Hi Pavel,

> On Apr 6, 2018, at 1:38 AM, Pavel Stehule <[email protected]> wrote:
> 
> 
> 
> 2018-04-06 5:46 GMT+02:00 Jonathan S. Katz <[email protected] 
> <mailto:[email protected]>>:
> 
> > On Apr 5, 2018, at 11:08 PM, Peter Eisentraut 
> > <[email protected] 
> > <mailto:[email protected]>> wrote:
> >
> > On 4/1/18 03:27, Pavel Stehule wrote:
> >> I don't share option so CSV format should be exactly same like CSV COPY.
> >> COPY is designed for backups - and header is not too important there.

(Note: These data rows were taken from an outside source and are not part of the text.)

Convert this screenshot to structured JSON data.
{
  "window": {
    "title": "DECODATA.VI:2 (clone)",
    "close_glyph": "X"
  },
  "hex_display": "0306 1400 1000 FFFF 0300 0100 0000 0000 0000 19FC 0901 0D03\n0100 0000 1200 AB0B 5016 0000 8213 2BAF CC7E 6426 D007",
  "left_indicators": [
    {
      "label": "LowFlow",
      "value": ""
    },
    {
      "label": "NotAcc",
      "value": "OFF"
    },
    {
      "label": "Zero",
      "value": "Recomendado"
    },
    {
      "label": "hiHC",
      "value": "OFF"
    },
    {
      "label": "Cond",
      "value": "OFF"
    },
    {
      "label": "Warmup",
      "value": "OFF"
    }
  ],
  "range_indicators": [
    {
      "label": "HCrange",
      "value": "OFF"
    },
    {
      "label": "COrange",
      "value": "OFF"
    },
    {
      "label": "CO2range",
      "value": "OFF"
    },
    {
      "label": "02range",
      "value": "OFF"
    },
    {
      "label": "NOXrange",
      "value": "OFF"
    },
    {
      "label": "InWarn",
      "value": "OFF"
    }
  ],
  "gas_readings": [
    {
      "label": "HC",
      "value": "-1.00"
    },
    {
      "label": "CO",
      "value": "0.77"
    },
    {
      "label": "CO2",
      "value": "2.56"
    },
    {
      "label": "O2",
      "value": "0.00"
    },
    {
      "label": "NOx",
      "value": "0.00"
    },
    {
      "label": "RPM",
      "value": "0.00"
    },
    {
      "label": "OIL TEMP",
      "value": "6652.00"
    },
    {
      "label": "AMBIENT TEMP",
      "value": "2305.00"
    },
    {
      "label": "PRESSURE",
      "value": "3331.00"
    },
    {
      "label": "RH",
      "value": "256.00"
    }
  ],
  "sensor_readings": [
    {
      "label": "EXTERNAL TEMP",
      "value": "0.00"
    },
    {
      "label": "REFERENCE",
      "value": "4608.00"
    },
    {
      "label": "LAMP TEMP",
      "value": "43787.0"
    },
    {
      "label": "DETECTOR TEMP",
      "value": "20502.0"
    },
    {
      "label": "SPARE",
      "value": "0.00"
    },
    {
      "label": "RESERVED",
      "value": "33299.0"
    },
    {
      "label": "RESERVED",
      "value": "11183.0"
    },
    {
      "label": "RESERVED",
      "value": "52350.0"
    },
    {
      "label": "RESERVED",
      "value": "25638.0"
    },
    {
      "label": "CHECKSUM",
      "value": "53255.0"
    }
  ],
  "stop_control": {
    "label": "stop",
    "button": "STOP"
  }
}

> >> When I seen some csv, then there usually header was used.
> >
> > I think in practice a lot of people use COPY also because it's a nice
> > way to get CSV output, even if it's not for backups.  The options that
> > COPY has for CSV are clearly designed around making the output
> > compatible with various CSV-variants.
> 
> +1
> 
> From a user standpoint this was mostly how I use COPY.  Someone
> requests a report that they can manipulate in $SPREADSHEET.  I write
> a query, place it inside a “COPY” statement with FORMAT CSV,
> HEADER TRUE, save to file, and deliver.
> 
> > Another thought: Isn't CSV just the same as unaligned output plus some
> > quoting?  Could we add a quote character setting and then define --csv
> > to be quote-character = " and fieldsep = , ?
> 
> This makes a lot of sense. I’ve also generated CSV files using a
> combination of:
> 
>         \f ,
>         \a
>         \o file.csv
> 
> and then running the query, but if any of the fields contained a “,” if would
> inevitably break in $SPREADSHEET.
> 
> unfortunately, most used CSV separator in Czech Repuplic is ; due MS Excel 
> settings for CR

Sure.  So in that case with the above, I would have used "\f ;” or
DELIMITER ‘;’ so it sounds like Peter’s suggestion is still valid.